Dans un secteur en crise, les belles perspectives du bio motivent. Entre 2015 et 2016, le nombre de distributeurs et de transformateurs certifiés bio a grimpé de 10 %, passant à près de 15000. Le négoce Soufflet fait partie des intervenants qui veulent se développer. « On s’est dit qu’il fallait y aller, car nous sentions une demande chez nos clients agriculteurs, mais nous avons démarré après tout le monde », reconnaît François Berson, responsable de la collecte chez Soufflet agriculture. Le négoce, qui travaillait jusqu’à cette année sans silo dédié, a collecté 1 500 t en 2015 essentiellement des lentilles et de l’orge, puis un peu plus de 2 000 t en 2016. C'est peu, mais les ambitions sont là. « Nous avons un objectif de 6000 t en 2018 toutes productions confondues et nous voulons atteindre 20 000 t en 2020 », précise le responsable. Pour ce faire, le groupe ouvre un silo pour la récolte 2017 (voir encadré) et il devrait dédier un moulin au bio en 2018. En parallèle, il développe l’approvisionnement, en particulier les semences : « on ne peut pas faire de la collecte sans appro », estime le responsable. Les opérateurs historiques redoutent l’arrivée de ces nouveaux acteurs, qu’ils soient collecteurs, transformateurs mais aussi producteurs. Pas de marchés à terme, pas de prix spot, des variétés imposées par les metteurs en marché en fonction des perspectives de débouchés … « Pour les agriculteurs qui arrivent en conversion, c’est parfois compliqué », juge Nicolas Lecat. C’est en tout cas une autre culture, à faire partager, tant à l’amont qu’à l’aval. « On ne peut pas faire du local sans aléa dans la production, souligne le responsable d’Agribio Union.

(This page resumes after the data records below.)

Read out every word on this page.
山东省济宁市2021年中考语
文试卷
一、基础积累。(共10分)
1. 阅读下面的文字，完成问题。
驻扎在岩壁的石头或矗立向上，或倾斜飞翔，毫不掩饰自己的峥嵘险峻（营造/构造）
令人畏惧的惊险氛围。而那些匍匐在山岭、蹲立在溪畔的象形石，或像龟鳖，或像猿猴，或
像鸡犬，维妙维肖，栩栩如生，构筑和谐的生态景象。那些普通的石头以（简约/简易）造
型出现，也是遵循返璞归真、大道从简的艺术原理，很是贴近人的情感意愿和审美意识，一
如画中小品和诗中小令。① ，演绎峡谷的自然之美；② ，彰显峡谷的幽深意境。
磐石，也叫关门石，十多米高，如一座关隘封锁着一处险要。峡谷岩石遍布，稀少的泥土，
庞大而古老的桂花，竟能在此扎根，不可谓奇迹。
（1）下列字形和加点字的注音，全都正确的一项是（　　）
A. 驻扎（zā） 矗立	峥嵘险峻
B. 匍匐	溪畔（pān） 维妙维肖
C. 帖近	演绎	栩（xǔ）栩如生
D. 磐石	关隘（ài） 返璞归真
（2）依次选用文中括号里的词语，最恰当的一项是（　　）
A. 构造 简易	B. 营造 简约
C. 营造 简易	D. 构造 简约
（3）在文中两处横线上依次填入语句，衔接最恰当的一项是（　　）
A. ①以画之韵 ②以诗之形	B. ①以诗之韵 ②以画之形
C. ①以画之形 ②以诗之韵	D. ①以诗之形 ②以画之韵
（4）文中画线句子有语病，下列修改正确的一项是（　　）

Nous devons le faire comprendre à la grande distribution, qui doit par exemple intégrer qu’une mauvaise année peut avoir sur le terrain des arrières effets très lourds. » Pour Christophe Lecuyer, président de la commission bio de Coop de France et d’Axéréal Bio, « nous sommes dans un marché de gré à gré, dans une forme de vérité des transactions ». Mais fausses promesses ou francs-tireurs pourraient facilement perturber un équilibre fragile.

Des petits marchés

249 000 t de céréales bio collectées en 2015 (216 000 t en 2016)

57 000 t d’oléagineux bio collectées en 2015

60 000 t de grandes cultures collectées par Agribio Union, premier collecteur, avec 1000 adhérents et 35 millions d’euros de chiffre d’affaires

30 000 t collectées par Axéréal Bio, 500 adhérents et deuxième opérateur français, dont 60 % vendues à la maison mère, qui dispose de deux usines d’aliments bio, d’une unité de transformation en farine et d’une autre pour faire du malt bio

Le casse-tête des silos de collecte

L’équation est simple : Axéreal Bio collecte 35 espèces sur 25 départements et va disposer cette année de 6 silos… contre 250 pour le conventionnel. Le rayon de collecte est de l’ordre de la centaine de kilomètres. C'est coûteux, d’autant plus que « la marchandise tourne moins dans les silos bio : en conventionnel, un silo de 1000 tonnes verra passer au minimum 2000 tonnes sur une campagne et aura un ratio minimum de 2, mais en bio, il est plutôt d’1,2 », analyse Gilles Renart, Axéréal Bio. Pour améliorer ses performances à coût réduit, la société mise sur le stockage à la ferme mais aussi le partenariat et les prestations de service. Depuis la fin 2014, la coopérative met en marché la collecte bio de la Cavap et de Dijon Céréales au travers de l’union Centre Bio. Dans ce cadre, elle travaille également pour des coopératives du Nord Bassin parisien, Acolyance et UCBC (Union de Noriap, ValFrance, Sévépi…). « Cela nous permet entre autres de faire de l’optimisation logistique entre silos et de structurer notre organisation », observe le responsable.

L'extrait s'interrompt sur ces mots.